Notons également un paradoxe amusant : son respect pour la religion. Dans la diligence, elle propose de la nourriture aux deux religieuses d’une voix « humble et douce ». Ce sont également les arguments de la religieuse, habillements sollicités par Mme de Bréville, qui semblent finalement faire céder Boule de Suif. Enfin, elle se rend à l’église et explique à ses compagnons que « c’est si bon de prier quelquefois ». Sa piété, malgré sa profession, apparaît donc sincère. Par là, elle contraste avec les prières mécaniques des religieuses et la religiosité hypocrite de la comtesse, qui n’hésite pas à abuser de l'argument pieux pour pousser Boule de Suif dans les bras du prussien.

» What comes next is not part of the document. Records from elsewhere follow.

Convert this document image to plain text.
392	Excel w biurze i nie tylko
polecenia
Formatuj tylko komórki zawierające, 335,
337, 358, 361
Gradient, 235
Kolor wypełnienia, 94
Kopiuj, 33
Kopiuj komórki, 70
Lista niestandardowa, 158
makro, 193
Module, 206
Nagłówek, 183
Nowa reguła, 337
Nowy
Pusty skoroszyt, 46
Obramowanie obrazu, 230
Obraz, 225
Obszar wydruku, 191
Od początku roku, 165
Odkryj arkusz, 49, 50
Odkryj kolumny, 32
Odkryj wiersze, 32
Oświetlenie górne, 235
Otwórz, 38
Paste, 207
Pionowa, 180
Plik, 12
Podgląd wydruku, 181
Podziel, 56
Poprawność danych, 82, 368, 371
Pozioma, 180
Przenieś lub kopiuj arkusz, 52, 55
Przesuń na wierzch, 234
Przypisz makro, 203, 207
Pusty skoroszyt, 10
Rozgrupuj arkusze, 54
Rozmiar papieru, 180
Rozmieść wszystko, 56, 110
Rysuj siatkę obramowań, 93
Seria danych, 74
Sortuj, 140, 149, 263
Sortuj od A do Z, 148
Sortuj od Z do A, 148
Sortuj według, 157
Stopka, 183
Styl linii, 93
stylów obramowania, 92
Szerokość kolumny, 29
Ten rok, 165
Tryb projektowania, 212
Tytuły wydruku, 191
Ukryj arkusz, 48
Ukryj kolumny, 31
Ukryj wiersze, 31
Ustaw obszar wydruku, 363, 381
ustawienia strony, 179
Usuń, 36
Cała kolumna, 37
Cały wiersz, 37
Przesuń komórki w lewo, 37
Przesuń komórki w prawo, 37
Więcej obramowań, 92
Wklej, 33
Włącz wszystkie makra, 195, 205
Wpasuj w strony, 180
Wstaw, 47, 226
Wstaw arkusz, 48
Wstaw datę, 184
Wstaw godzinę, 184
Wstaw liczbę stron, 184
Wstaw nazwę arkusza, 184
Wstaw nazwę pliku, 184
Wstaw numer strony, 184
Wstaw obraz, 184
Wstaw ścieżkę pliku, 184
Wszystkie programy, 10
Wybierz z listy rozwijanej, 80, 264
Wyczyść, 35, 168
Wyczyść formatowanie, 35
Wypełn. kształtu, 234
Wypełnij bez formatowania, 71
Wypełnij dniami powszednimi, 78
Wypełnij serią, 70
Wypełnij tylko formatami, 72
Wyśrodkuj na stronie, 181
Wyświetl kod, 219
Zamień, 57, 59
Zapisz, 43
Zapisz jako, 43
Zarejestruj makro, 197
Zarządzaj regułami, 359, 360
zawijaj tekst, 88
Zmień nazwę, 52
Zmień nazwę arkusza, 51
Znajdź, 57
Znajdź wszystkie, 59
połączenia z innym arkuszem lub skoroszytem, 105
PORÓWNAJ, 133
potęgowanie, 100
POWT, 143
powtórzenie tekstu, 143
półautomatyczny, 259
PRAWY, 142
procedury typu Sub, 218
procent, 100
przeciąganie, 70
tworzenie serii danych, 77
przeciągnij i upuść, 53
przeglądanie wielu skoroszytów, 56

En somme, son personnage est construit sur une apparente contradiction entre sa vie de prostituée et son attachement au patriotisme, à l’Eglise et à l’Empereur. Boule de Suif est une victime qui doit nous inspirer la pitié et la compassion, car cette fille soit-disant corrompue paraît bien plus honnête que les bourgeois de la société dite « honnête ».

Cornudet

Cornudet est essentiellement défini par ses opinions politiques. C’est un démocrate, ennemi du régime impérial et de la bourgeoisie qui s’y est ralliée, d’où son surnom « Cornudet le démoc ». A priori, il apparaît plus sympathique que les autres personnages et le fait qu’il soit lui aussi marginal le rapproche de Boule de Suif - notons aussi que si celle-ci s’appelle Elisabeth Rousset, Maupassant a doté Cornudet d’une barbe rousse. Mais en définitive, Cornudet est un faible qui finira également par trahir Boule de Suif.

Maupassant insiste en effet sur le côté vain et ridicule de Cornudet. Il est détesté la bourgeoisie, alors qu’il est lui-même un fils de bourgeois, qui a hérité d’« une assez belle fortune ». Ses actes révolutionnaires se résument surtout à de grands discours ; sa bravoure devant l’ennemi est relative. Il s’est contenté de pièges et de barricades, pour finir par s’enfuir comme les autres dès l'arrivée des Prussiens.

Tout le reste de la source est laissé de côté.